Voraussetzungen für Training und Lernen
Erste Voraussetzung, die gegeben sein muss, bevor wir überhaupt erst daran denken, mit unserem Hund zu arbeiten, ist die Gesundheit und Schmerzfreiheit des Hundes.
Ein Vet-Check nach angemessener Eingewöhnungszeit und vor Trainingsstart hätte schon so manchem Hund viel sinnloses Gemurkse und ihren Hundehalter_innen viel Frust, Verzweiflung und graue Haare erspart.
Am Verhalten eines Hundes mit unbehandelter Schilddrüsenstörung, Schmerzen im Bewegungsapparat, einem Maul voller kaputter Zähne oder schlechten Organwerten basteln zu wollen, ist milde ausgedrückt unsinnig.
Bei Gildin endeten mit der Maul- und Krallensanierung jahrelange Schmerzen – und nachdem er sich erholt hatte, war nicht zu übersehen, dass er sich nach unendlich langer Zeit richtig gut fühlte.
Für mich das Startsignal – lass es uns angehen!
Zweite Voraussetzung ist die Schaffung oder Auswahl einer gedeihlichen Lernumgebung.
Hätte ich ohne Proviant und Toilette am Pannenstreifen einer Autobahn Vokabeln und Mathe lernen müssen, hätte meine Schullaufbahn wohl früh geendet.
Die Lernumgebung soll für den Hund ablenkungsarm, vertraut und positiv belegt sein.
Wie fangen wir es an?
Bei der Arbeit mit einem nicht anfassbaren Hund wie Gildin ist die Lernumgebung absolut ausschlaggebend dafür, ob überhaupt ein Ziel erreicht werden kann.
Bei ihm ist durch seinen mitgebrachten Angstrucksack eine direkte Anleitung und Belohnung erst einmal nicht möglich.
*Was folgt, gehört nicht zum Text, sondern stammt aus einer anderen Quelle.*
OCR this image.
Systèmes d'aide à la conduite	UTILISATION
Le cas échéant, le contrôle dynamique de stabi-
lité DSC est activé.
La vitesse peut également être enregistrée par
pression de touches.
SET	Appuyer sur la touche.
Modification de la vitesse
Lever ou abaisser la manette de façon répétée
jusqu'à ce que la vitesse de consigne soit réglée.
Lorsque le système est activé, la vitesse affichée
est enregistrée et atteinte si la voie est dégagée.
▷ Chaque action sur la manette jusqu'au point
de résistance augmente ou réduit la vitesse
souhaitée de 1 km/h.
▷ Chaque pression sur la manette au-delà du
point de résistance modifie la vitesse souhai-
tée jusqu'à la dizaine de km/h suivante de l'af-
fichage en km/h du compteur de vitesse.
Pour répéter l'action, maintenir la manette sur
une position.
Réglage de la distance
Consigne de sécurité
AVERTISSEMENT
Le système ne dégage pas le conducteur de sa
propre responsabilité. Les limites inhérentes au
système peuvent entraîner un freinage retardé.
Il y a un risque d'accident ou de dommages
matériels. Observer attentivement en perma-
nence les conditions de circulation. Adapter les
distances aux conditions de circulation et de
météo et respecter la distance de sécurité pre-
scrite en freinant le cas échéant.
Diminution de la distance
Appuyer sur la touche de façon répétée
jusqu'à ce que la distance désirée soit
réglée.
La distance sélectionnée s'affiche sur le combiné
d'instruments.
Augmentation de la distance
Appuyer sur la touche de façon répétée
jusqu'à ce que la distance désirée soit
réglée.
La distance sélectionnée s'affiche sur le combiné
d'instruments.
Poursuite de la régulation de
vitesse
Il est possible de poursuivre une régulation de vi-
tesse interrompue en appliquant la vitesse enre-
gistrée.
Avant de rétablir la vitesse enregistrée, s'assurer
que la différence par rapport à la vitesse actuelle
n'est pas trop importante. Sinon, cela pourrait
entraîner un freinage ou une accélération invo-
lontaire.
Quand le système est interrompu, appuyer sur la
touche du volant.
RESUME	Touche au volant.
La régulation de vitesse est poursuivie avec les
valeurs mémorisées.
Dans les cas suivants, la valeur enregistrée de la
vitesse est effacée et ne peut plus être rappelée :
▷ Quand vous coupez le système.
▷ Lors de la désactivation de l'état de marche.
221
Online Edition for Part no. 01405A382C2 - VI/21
Und wie jedem Hund komme ich ihm deshalb so weit wie möglich und nötig entgegen.
Es spricht übrigens nichts dagegen, dies auch für rucksacklose Hunde zu tun. Im Gegenteil.
Das bedeutet, dass ich mir lange vor der ersten Lernsequenz die wichtigsten, grundlegenden Basisziele, die wir für unseren weiteren Weg brauchen werden, überlege.
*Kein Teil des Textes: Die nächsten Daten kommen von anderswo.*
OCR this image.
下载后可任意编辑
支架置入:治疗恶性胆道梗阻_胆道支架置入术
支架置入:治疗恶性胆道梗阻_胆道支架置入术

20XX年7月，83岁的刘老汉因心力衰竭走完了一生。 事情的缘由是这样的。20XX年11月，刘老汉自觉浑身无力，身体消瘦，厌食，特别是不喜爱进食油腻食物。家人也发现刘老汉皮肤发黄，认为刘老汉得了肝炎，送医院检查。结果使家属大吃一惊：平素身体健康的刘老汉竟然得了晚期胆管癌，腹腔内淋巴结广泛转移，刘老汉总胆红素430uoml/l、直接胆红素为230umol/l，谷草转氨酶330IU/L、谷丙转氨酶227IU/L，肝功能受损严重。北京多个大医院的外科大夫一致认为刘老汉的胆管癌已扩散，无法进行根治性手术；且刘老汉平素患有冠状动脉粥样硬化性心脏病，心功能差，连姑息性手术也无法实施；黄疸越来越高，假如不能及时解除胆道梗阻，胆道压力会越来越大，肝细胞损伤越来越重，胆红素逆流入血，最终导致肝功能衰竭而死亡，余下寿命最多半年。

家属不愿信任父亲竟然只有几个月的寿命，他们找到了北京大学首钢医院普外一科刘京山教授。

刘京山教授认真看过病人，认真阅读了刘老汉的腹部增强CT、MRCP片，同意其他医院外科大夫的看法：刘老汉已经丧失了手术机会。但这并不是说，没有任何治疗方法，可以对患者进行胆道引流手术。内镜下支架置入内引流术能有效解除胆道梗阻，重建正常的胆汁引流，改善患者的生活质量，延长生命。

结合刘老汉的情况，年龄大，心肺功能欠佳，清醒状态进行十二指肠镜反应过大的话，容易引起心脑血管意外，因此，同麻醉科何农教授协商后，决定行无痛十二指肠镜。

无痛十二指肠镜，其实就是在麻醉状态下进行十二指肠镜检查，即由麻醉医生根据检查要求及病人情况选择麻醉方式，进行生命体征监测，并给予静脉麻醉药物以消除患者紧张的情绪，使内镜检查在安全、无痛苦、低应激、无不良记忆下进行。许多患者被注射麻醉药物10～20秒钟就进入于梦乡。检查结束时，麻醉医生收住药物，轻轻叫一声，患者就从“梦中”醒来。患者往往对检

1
Die Rede ist nicht von Sitz oder Platz auf Ansage.
Wir werden es brauchen, dass der kleine, alte Terrier neugierig und mit positiver Erwartungshaltung auf Neues in seiner Umgebung reagieren kann.
Dass er veränderte Situationen nicht reflexartig vermeidet, sondern begutachtet und beurteilt. Dass er lernt, dass sich Ausprobieren und Wagen lohnt.
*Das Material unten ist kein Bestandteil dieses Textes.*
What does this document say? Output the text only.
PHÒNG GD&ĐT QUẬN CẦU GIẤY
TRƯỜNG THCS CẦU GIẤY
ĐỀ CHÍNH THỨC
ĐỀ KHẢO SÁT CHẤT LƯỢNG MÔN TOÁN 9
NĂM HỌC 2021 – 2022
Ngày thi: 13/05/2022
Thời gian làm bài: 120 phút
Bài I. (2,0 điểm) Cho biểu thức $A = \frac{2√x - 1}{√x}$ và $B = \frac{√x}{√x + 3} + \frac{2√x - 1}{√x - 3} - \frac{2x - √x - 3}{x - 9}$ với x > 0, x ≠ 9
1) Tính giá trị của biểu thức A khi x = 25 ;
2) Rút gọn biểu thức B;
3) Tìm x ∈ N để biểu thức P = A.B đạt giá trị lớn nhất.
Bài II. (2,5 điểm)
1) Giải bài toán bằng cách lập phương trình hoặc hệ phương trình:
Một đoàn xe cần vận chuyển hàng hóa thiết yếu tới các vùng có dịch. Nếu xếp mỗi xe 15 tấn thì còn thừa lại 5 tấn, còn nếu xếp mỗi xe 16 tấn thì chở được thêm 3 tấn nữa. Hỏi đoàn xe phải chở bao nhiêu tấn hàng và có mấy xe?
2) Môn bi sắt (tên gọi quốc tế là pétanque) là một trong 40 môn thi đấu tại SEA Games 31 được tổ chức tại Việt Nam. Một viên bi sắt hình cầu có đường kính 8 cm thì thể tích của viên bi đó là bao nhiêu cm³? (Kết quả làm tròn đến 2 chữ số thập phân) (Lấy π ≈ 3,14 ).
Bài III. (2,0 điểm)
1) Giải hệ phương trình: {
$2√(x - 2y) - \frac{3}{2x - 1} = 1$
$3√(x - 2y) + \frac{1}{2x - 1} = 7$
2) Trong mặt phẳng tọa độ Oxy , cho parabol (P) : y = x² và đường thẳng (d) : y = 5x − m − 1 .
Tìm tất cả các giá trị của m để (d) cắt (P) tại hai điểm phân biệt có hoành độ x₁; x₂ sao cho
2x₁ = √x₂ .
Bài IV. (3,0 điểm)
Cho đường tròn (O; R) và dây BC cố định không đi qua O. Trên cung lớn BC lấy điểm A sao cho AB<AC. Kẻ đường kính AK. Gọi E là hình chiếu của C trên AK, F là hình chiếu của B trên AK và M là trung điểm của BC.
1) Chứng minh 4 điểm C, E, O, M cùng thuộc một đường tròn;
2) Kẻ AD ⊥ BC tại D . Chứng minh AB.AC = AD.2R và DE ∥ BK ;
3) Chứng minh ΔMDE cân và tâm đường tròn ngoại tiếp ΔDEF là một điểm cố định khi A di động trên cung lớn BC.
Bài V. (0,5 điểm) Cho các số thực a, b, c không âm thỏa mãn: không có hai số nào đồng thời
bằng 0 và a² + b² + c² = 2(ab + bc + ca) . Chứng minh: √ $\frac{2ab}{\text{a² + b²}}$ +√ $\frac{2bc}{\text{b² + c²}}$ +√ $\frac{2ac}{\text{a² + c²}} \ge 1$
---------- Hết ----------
Dass er mich Stück für Stück als unterstützende Lernbegleitung wahrnehmen kann.
Deshalb starte ich damit, neue Dinge und neue Handlungsmöglichkeiten in seiner vertrauten Umgebung so zu platzieren, dass sie sich anbieten, ihm aber die Auswahl lassen, ob, was und wie er damit tut. Selbstbestimmtheit statt Funktionszwang und starre Ziele erspart uns unzählige Umwege.
Diese Dinge sind stets dicht mit besonders guten, kleinen Leckereien bestückt.
Hier lernt Gildin genau auf diese Art einen später wichtigen Gegenstand kennen – sein Sicherheitsgeschirr:
Das aktive Belohnen starte ich damit, ihm zwischendurch, zusätzlich zu den selbst gefundenen Leckerchen, zb kleine Wurststückchen hin zu werfen.
Damit konnten wir die Angst vor dieser Handbewegung bereits gut bewältigen.
Die Belohnung aus der Hand nehmen zu können, liegt noch in der Zukunft.
Aber mit Achtsamkeit, Ruhe und Überblick wird es irgendwann der nächste Schritt sein.